In Fata Morgana, the viewer meets a biologist who has spent years of his life studying a lizard that lives in the vast deserts of Northern Africa. We meet another biologist who has spent years of his life studying the green ants of this part of Australia. The green ants do exist, and they are partially a bright green. Only, they really aren't ants; they are in the termite family. The dreaming green ants is not part of the Aborigine beliefs; that is Herzog's creation. However, it is based partially on fact: a type of lizard in another part of Australia is believed to dream and therefore plays an important role in preserving the planet.

Some of the most interesting scenes are those of the negotiations between the Aborigines and the company. The camera focuses on the faces of the Aborigines (Herzog somehow managed to get Aborigines to play the appropriate roles in the film), and I could almost hear the Aborigines thinking. The actions of the white men were completely incomprehensible to them. The mining company's activities were going to be catastrophic, including the destruction of the Aborigines themselves, and the company thought that offering money or a share of the profits would be satisfactory.
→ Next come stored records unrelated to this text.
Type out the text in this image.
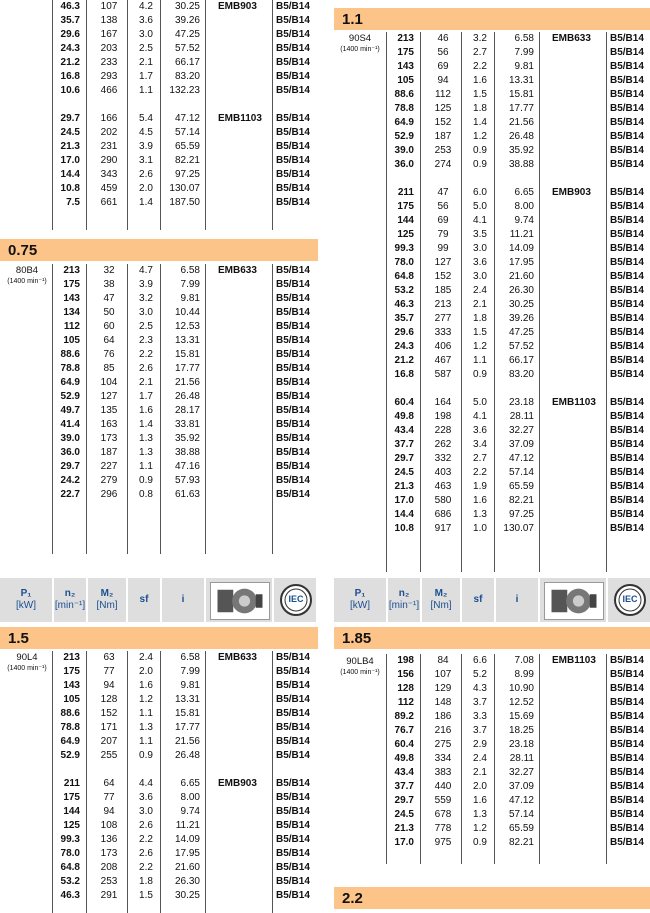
46.3	107	4.2	30.25 EMB903	B5/B14
35.7	138	3.6	39.26	B5/B14
29.6	167	3.0	47.25	B5/B14
24.3	203	2.5	57.52	B5/B14
21.2	233	2.1	66.17	B5/B14
16.8	293	1.7	83.20	B5/B14
10.6	466	1.1	132.23	B5/B14
29.7	166	5.4	47.12 EMB1103	B5/B14
24.5	202	4.5	57.14	B5/B14
21.3	231	3.9	65.59	B5/B14
17.0	290	3.1	82.21	B5/B14
14.4	343	2.6	97.25	B5/B14
10.8	459	2.0	130.07	B5/B14
7.5	661	1.4	187.50	B5/B14
0.75
80B4
(1400 min⁻¹)
213	32	4.7	6.58 EMB633	B5/B14
175	38	3.9	7.99	B5/B14
143	47	3.2	9.81	B5/B14
134	50	3.0	10.44	B5/B14
112	60	2.5	12.53	B5/B14
105	64	2.3	13.31	B5/B14
88.6	76	2.2	15.81	B5/B14
78.8	85	2.6	17.77	B5/B14
64.9	104	2.1	21.56	B5/B14
52.9	127	1.7	26.48	B5/B14
49.7	135	1.6	28.17	B5/B14
41.4	163	1.4	33.81	B5/B14
39.0	173	1.3	35.92	B5/B14
36.0	187	1.3	38.88	B5/B14
29.7	227	1.1	47.16	B5/B14
24.2	279	0.9	57.93	B5/B14
22.7	296	0.8	61.63	B5/B14
P₁
[kW]
n₂
[min⁻¹]
M₂
[Nm]
sf	i	IEC
1.5
90L4
(1400 min⁻¹)
213	63	2.4	6.58 EMB633	B5/B14
175	77	2.0	7.99	B5/B14
143	94	1.6	9.81	B5/B14
105	128	1.2	13.31	B5/B14
88.6	152	1.1	15.81	B5/B14
78.8	171	1.3	17.77	B5/B14
64.9	207	1.1	21.56	B5/B14
52.9	255	0.9	26.48	B5/B14
211	64	4.4	6.65 EMB903	B5/B14
175	77	3.6	8.00	B5/B14
144	94	3.0	9.74	B5/B14
125	108	2.6	11.21	B5/B14
99.3	136	2.2	14.09	B5/B14
78.0	173	2.6	17.95	B5/B14
64.8	208	2.2	21.60	B5/B14
53.2	253	1.8	26.30	B5/B14
46.3	291	1.5	30.25	B5/B14
1.1
90S4
(1400 min⁻¹)
213	46	3.2	6.58 EMB633	B5/B14
175	56	2.7	7.99	B5/B14
143	69	2.2	9.81	B5/B14
105	94	1.6	13.31	B5/B14
88.6	112	1.5	15.81	B5/B14
78.8	125	1.8	17.77	B5/B14
64.9	152	1.4	21.56	B5/B14
52.9	187	1.2	26.48	B5/B14
39.0	253	0.9	35.92	B5/B14
36.0	274	0.9	38.88	B5/B14
211	47	6.0	6.65 EMB903	B5/B14
175	56	5.0	8.00	B5/B14
144	69	4.1	9.74	B5/B14
125	79	3.5	11.21	B5/B14
99.3	99	3.0	14.09	B5/B14
78.0	127	3.6	17.95	B5/B14
64.8	152	3.0	21.60	B5/B14
53.2	185	2.4	26.30	B5/B14
46.3	213	2.1	30.25	B5/B14
35.7	277	1.8	39.26	B5/B14
29.6	333	1.5	47.25	B5/B14
24.3	406	1.2	57.52	B5/B14
21.2	467	1.1	66.17	B5/B14
16.8	587	0.9	83.20	B5/B14
60.4	164	5.0	23.18 EMB1103	B5/B14
49.8	198	4.1	28.11	B5/B14
43.4	228	3.6	32.27	B5/B14
37.7	262	3.4	37.09	B5/B14
29.7	332	2.7	47.12	B5/B14
24.5	403	2.2	57.14	B5/B14
21.3	463	1.9	65.59	B5/B14
17.0	580	1.6	82.21	B5/B14
14.4	686	1.3	97.25	B5/B14
10.8	917	1.0	130.07	B5/B14
P₁
[kW]
n₂
[min⁻¹]
M₂
[Nm]
sf	i	IEC
1.85
90LB4
(1400 min⁻¹)
198	84	6.6	7.08 EMB1103	B5/B14
156	107	5.2	8.99	B5/B14
128	129	4.3	10.90	B5/B14
112	148	3.7	12.52	B5/B14
89.2	186	3.3	15.69	B5/B14
76.7	216	3.7	18.25	B5/B14
60.4	275	2.9	23.18	B5/B14
49.8	334	2.4	28.11	B5/B14
43.4	383	2.1	32.27	B5/B14
37.7	440	2.0	37.09	B5/B14
29.7	559	1.6	47.12	B5/B14
24.5	678	1.3	57.14	B5/B14
21.3	778	1.2	65.59	B5/B14
17.0	975	0.9	82.21	B5/B14
2.2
The camera would then shift to the company representatives, and I could see the same bewilderment. What did the Aborigines want? They were offered a large cash settlement and a share of the profits which would take them out of poverty, as the company saw it anyway. The company would even build a small museum that would focus on the Aborigine culture. It's as if the company and the Aborigines lived on separate planets.

To be simplistic, the conflict is between profit-making activities and the beliefs of native peoples--between the material and the spiritual worlds--and it seems not to be slackening in any way either.

Which should take priority?


P. S.

Steven Riddle of A Momentary Taste of Being, (see his blog listed on the sidebar) made a comment that started me thinking (which he so often does) . He mentioned the images from the film that stayed with him. That struck a chord and provided an answer to something that was bothering me about this post. There was something I hadn't said yet: it had to do with what images have stayed with me after watching the film. The following is the comment I made on Steven's blog and I decided to post it here also.

"What stays with me are the faces of the Aborigines. Herzog has the camera linger on them much longer than on the white faces. It's almost as though they are a force of nature and not ephemeral beings such as we "civilized people" are. They are rooted solidly while we are transients, if that makes any sense."

I am reminded of the Zen dictum by Yun-Men:

In walking, just walk
In sitting, just sit
Above all, don't wobble

In the film, the Aborigines walked and sat, while the whites wobbled.


  1. Hi

    The movie struck me for many reasons but some things have only started becoming clearer now. I only realised about a whole 'dreaming world' of australian aborogines (where different tribes have different creatures' dreaming and songs) when I started reading Bruce Chatwin's The Songlines (which was just a few days ago, and I have yet to finish it.)An interesting thing about the movie was that they were attracted to the airplane ( a 'white man''s invention) too, attracted enough to strike deals (though for different reasons). Thus it WOULD be too simplistic to draw a line between material and spiritual world.

    For the aborogines all the creations of the universe (including 'white man's goods' came out tearing the crust from the core of earth, and they were sung to existence by different ancestors. For the particular tribe in question, the ancestor would be a green ant.

  2. Shiba,

    Howdy! Thanks for stopping by and commenting. I had read Chatwin's _Songlines_ many years ago and found it fascinating. That may also have been another reason why I choose to watch the film.

    I wonder if the green color of the airplane could explain at least part of the attraction to the Aborigines.